05 Eugene Marais – Hypnosis
After curing a patient of paralysis through using hypnosis to relieve the mental cause of the condition, Eugène was regarded by the people of the Waterberg as the miracle doctor. While hypnotising the patient, he also massaged their legs.
Marais’s hypnotic abilities were so advanced that he could paralyse birds by making them drop from the twigs on which they were perched. When chickens tried to walk onto the stoep from the farm yard he could make them drop down next to his chair with a couple of gestures.

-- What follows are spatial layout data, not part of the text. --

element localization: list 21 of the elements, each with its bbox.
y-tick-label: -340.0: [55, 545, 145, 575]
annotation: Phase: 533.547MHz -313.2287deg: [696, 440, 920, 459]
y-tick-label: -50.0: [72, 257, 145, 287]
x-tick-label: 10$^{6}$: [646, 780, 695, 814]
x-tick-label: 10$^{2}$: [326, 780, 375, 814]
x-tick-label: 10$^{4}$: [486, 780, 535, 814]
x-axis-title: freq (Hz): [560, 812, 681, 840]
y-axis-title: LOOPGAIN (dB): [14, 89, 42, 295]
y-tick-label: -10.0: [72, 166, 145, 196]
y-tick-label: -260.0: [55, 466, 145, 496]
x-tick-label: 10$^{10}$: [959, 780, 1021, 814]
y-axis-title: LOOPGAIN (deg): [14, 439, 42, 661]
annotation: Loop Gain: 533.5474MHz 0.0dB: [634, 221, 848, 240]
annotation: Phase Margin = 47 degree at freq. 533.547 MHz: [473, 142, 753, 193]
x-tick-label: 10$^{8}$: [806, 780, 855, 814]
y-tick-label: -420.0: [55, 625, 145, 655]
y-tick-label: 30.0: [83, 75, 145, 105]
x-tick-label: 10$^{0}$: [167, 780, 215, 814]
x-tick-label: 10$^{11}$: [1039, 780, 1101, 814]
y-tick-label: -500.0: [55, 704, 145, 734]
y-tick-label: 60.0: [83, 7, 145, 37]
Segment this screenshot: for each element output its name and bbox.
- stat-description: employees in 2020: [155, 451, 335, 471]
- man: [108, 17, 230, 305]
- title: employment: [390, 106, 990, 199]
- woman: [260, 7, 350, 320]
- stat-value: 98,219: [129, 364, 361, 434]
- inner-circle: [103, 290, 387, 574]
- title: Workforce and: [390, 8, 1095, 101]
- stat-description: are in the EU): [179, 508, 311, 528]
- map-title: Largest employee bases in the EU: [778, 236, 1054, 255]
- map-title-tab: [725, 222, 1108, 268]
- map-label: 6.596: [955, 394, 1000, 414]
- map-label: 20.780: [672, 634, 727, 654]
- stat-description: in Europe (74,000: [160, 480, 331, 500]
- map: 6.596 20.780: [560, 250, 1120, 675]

He also managed to hypnotise people against their will. While he impressed the people of the Waterberg with his hypnotic power, he was refining it into an instrument, which he used later to conduct some remarkable experiments. Marais can be regarded as a psychiatrist, as all the patients he cured had suffered from some form of mental condition. He helped patients with mental problems by questioning them and listening objectively to their replies.
Through questioning a large number of people, he developed the theory of Hesperian depression to which he estimated that one out of twenty people were subject. He may have been the first man to write about a phenomenon, which has still not been adequately examined.
Chapter seven of The Soul of the ape makes reference to how Eugène used hypnotic hyperaesthesia on his subjects. The road to Waterberg and other essays, also refers to this phenomena from page 145 to 154.